Whole Woman’s Health, a chain of Texas abortion facilities, filed suit against the State of Texas two years ago over a law that requires aborted fetal remains to be either buried or cremated. Previously, the remains were treated as medical waste and thrown into a landfill.

Although the bishops are not party to the lawsuit, Whole Woman’s Health attempted to acquire various communications from the Texas Conference of Catholic Bishops concerning abortion. These included private email and internal communications between bishops.

The bishops had previously offered to bury aborted fetal remains for free in Catholic cemeteries in Texas.

A trial court initially ruled that the bishops must hand over the emails and other documents.

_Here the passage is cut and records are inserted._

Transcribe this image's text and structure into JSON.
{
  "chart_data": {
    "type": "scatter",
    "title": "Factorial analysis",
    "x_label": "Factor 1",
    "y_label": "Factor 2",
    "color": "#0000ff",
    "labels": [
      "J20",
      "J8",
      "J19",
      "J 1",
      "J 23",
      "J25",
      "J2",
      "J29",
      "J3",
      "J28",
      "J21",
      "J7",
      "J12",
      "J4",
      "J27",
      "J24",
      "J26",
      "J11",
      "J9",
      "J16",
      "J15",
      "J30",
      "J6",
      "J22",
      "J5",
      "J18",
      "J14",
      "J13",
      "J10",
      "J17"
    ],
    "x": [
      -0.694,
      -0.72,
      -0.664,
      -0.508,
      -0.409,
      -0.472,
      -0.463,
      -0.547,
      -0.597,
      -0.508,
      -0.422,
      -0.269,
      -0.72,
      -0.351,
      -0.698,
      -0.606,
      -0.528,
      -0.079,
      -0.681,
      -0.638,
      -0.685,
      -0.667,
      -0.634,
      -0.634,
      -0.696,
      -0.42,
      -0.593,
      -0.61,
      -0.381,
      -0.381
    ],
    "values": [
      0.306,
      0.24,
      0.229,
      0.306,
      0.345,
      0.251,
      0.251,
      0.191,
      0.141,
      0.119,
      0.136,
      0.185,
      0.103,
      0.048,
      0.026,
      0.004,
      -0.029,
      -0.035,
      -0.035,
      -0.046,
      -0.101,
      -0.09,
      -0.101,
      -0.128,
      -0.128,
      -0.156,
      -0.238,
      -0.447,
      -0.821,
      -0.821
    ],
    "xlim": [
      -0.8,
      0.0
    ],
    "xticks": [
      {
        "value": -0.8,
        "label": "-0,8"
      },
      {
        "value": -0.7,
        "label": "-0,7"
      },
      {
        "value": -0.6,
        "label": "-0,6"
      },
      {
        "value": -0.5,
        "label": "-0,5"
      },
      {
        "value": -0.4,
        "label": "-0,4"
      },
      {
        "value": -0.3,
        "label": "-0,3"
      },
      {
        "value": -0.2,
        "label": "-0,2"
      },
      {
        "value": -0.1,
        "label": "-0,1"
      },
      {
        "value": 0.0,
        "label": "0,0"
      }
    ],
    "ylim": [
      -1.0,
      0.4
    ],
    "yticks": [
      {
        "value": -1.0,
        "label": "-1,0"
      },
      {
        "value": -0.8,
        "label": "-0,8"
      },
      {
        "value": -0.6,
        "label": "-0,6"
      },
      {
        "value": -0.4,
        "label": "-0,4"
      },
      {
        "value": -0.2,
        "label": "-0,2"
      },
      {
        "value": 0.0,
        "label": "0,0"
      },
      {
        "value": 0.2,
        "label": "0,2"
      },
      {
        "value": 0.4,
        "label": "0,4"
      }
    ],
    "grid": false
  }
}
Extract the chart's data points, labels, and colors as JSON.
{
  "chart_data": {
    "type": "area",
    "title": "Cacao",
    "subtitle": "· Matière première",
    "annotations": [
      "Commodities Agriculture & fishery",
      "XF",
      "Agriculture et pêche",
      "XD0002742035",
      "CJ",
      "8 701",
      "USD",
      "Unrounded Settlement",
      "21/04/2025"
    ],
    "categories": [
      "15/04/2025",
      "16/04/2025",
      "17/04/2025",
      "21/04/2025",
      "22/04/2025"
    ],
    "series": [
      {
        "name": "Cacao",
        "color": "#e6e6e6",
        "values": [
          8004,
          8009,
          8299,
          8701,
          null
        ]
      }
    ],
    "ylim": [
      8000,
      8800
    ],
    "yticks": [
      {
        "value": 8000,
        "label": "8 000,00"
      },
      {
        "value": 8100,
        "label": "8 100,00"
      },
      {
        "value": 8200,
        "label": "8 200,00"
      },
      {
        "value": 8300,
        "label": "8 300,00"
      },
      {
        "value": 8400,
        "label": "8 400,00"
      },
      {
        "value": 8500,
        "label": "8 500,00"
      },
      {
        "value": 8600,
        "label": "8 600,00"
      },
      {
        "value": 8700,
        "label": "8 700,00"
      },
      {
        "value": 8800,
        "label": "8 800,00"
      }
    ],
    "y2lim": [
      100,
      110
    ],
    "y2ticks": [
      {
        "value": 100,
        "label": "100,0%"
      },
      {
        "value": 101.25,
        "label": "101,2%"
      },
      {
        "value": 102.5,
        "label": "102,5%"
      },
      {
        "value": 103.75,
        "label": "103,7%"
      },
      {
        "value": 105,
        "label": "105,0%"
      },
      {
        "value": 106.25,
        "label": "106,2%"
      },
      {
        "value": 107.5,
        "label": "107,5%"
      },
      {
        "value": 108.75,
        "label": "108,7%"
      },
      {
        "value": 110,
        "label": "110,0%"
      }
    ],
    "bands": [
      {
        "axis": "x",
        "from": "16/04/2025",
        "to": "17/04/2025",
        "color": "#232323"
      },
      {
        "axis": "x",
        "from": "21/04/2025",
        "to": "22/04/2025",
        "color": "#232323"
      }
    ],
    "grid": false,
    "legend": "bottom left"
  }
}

The bishops then requested emergency protection from the Fifth Circuit Court of Appeals, which last month granted temporary protection and ordered additional briefs to be submitted by June 25.

The July 15 decision permanently blocks the order for the bishops to hand over the documents.

In his concurring opinion, Circuit Judge James Ho stressed the importance of religious liberty.

“The First Amendment expressly guarantees the free exercise of religion—including the right of the Bishops to express their profound objection to the moral tragedy of abortion, by offering free burial services for fetal remains,” he said. “By contrast, nothing in the text or original understanding of the Constitution prevents a state from requiring the proper burial of fetal remains.”

The Texas bishops have emphasized the importance of being able to deliberate privately and freely.

“Children are not disposable,” said Bishop Edward J. Burns from the Diocese of Dallas, comparing the lawsuit to the policy of separating undocumented children from their parents at the U.S. border.

“We believe that life is sacred from the moment of conception. We also believe that we have a right to discuss in private how to address this issue and uphold the dignity of every human life, and that while upholding the sacredness of life may seem at odds with some people, our religious liberties and religious rights should not be eroded.”